Names
Who can’t remember this schoolyard ditty: “Sticks and stones will break my bones but names will never hurt me”?
You can find factual data in just about any saying that’s stood the test of time. Let’s look at this one.
The assertion that sticks and stones can break bones is accurate. “Names can never hurt me” is more of a personal declaration and is short on facts that everyone can agree on.
How can names hurt? Two ways come to mind – conditioning and believing.
If we are told often enough (conditioned) that a word is offensive, there’s a high probability we will be offended when we hear that word. Notice that we’re not offended if someone says that word to us in a foreign language that we don’t understand.
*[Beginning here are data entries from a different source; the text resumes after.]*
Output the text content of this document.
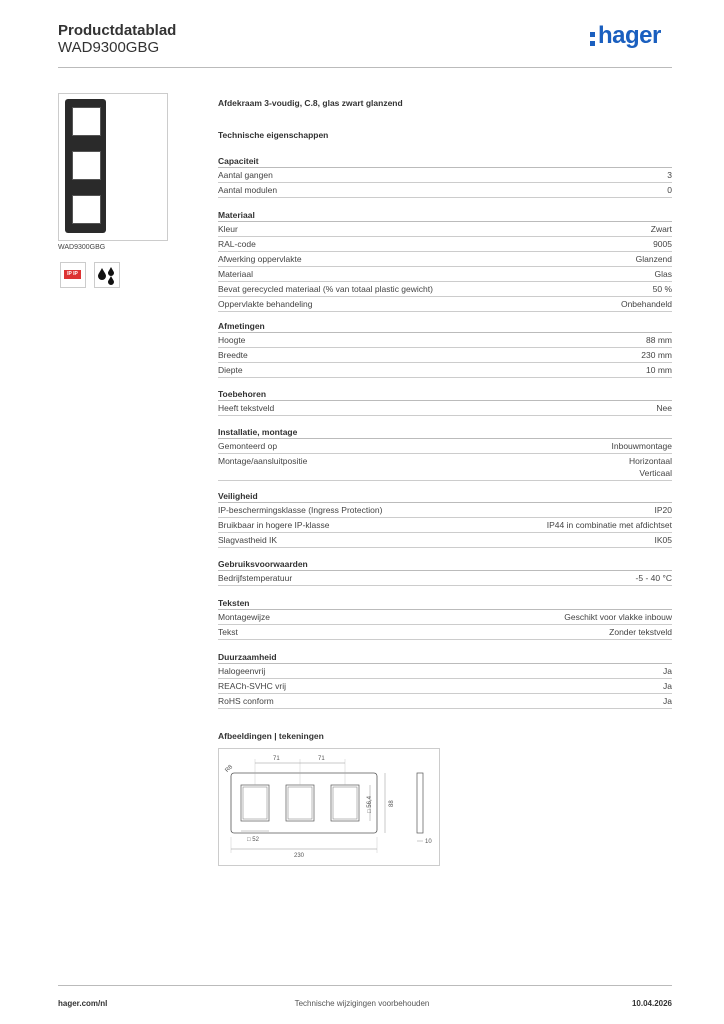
Productdatablad
WAD9300GBG	hager
WAD9300GBG
IP IP
Afdekraam 3-voudig, C.8, glas zwart glanzend
Technische eigenschappen
Capaciteit
Aantal gangen	3
Aantal modulen	0
Materiaal
Kleur	Zwart
RAL-code	9005
Afwerking oppervlakte	Glanzend
Materiaal	Glas
Bevat gerecycled materiaal (% van totaal plastic gewicht)	50 %
Oppervlakte behandeling	Onbehandeld
Afmetingen
Hoogte	88 mm
Breedte	230 mm
Diepte	10 mm
Toebehoren
Heeft tekstveld	Nee
Installatie, montage
Gemonteerd op	Inbouwmontage
Montage/aansluitpositie	Horizontaal
Verticaal
Veiligheid
IP-beschermingsklasse (Ingress Protection)	IP20
Bruikbaar in hogere IP-klasse	IP44 in combinatie met afdichtset
Slagvastheid IK	IK05
Gebruiksvoorwaarden
Bedrijfstemperatuur	-5 - 40 °C
Teksten
Montagewijze	Geschikt voor vlakke inbouw
Tekst	Zonder tekstveld
Duurzaamheid
Halogeenvrij	Ja
REACh-SVHC vrij	Ja
RoHS conform	Ja
Afbeeldingen | tekeningen
R8
71	71
□ 52
230
□ 56,4	88
10
Technische wijzigingen voorbehouden
hager.com/nl	10.04.2026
What words are offensive to you? We all seem to have a list.
Believing you are the word is the most hurtful of all.
If you haven’t been in a name calling match, you aren’t human. It’s one way we choose to inflict pain on someone who has caused us pain.
If you believe you are what the name implies, you will have an escalated emotional reaction.
We already know the person who is calling us a name is attempting to hurt us, so let’s set that aside for a moment.
Explore for a moment the aspect that you believe it’s accurate.
This is a choice point. You can go into argument and denial mode and claim that it’s not true. This is the route chosen most often. Or, you can entertain the facts behind their assertion and choose to address them.
If someone calls you a name that you know is not accurate, you may be offended and defend yourself with the facts. But if someone “lays you out in lavender” with a name you believe, chances are you are going to give them some high decibel, vitriolic vomit in return. Most often, your response is a frontal assault on them, never addressing what has been claimed about you.
Labels can lock us in or become the key to let us out.
If someone is calling you a name you’ve been calling yourself, it may be time to excuse their bad manners for a moment and address the behavior that makes you believe the label. The temptation is to circle the wagons again and deny it’s there. That’s a sure bet that you will have this battle again and again.
Addressing what’s been repeatedly said about you from all corners is the mark of growing up.
Yes, name calling is boorish behavior, but name recognition can be the catalyst for transformation.
It may be time to leave the battlefield of the schoolyard, and enter adulthood by extracting some learning from the school of hard knocks.